The one-firm firm approach is similar in many ways to the U. S. Marine Corps (in which Jack Walker served). Both are designed to achieve the highest levels of internal collaboration and mutual commitment in pursuing ambitious goals. Loyalty in one-firm firms, and in the Marines, is based primarily on a strong culture and clear principles rather thanon the personal relations or stature of individual members. The key relationship is that of the individual member to the organization, in the form of a set of reciprocal, value-based expectations.
This, in turn, informs and supports relationships among members — who often do not know each other personally. Everyone knows the values they must live by and the code of behavior they must follow. Everyone is commonly and intensively trained in these values and protocols. Everyone also knows that if an individual is in trouble, the group will expend every effort to help him or her.

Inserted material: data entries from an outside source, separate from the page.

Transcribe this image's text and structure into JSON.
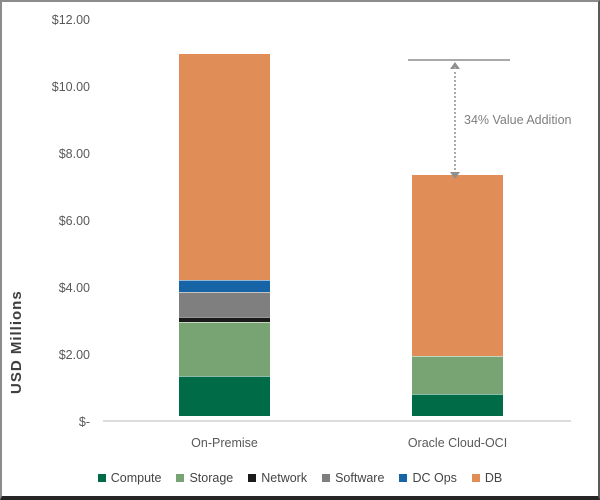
{
  "chart_data": {
    "type": "bar",
    "stacked": true,
    "title": "",
    "xlabel": "",
    "ylabel": "USD Millions",
    "ylim": [
      0,
      12
    ],
    "grid": false,
    "legend_position": "bottom",
    "y_ticks": [
      {
        "value": 0,
        "label": "$-"
      },
      {
        "value": 2,
        "label": "$2.00"
      },
      {
        "value": 4,
        "label": "$4.00"
      },
      {
        "value": 6,
        "label": "$6.00"
      },
      {
        "value": 8,
        "label": "$8.00"
      },
      {
        "value": 10,
        "label": "$10.00"
      },
      {
        "value": 12,
        "label": "$12.00"
      }
    ],
    "categories": [
      "On-Premise",
      "Oracle Cloud-OCI"
    ],
    "series": [
      {
        "name": "Compute",
        "color": "#006B47",
        "values": [
          1.2,
          0.65
        ]
      },
      {
        "name": "Storage",
        "color": "#78A474",
        "values": [
          1.6,
          1.15
        ]
      },
      {
        "name": "Network",
        "color": "#1A1A1A",
        "values": [
          0.15,
          0.0
        ]
      },
      {
        "name": "Software",
        "color": "#7F7F7F",
        "values": [
          0.75,
          0.0
        ]
      },
      {
        "name": "DC Ops",
        "color": "#1664A5",
        "values": [
          0.35,
          0.0
        ]
      },
      {
        "name": "DB",
        "color": "#E18D58",
        "values": [
          6.75,
          5.4
        ]
      }
    ],
    "annotation": {
      "text": "34% Value Addition",
      "from_category": "On-Premise",
      "to_category": "Oracle Cloud-OCI"
    },
    "colors": {
      "axis_line": "#DCDCDC",
      "tick_text": "#595959",
      "legend_text": "#454545",
      "annotation": "#8F8F8F"
    }
  }
}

Marines have a special bond and a shared pride, built on shared values and a shared striving for excellence with integrity. Critical to the success of the organization is respect for both the past and the future. Every marine grasps the concept of stewardship — the organization, its reputation, and its very effectiveness have been inherited from previous generations and are held in trust for future generations.
A contrasting, and more common, approach to running a professional service firm is the “star-based” or “warlord” approach, which succeeds by emphasizing internal competition, individual entrepreneurialism, distinct profit centers, decentralized decision-making and the strength that comes from stimulating many diverse initiatives driven by relatively autonomous operators. The rainmakers of the firm are the warlords, and their followers, the mercenaries, are doing it for the money.
Which would you bet on to win? In which environment would you want to work?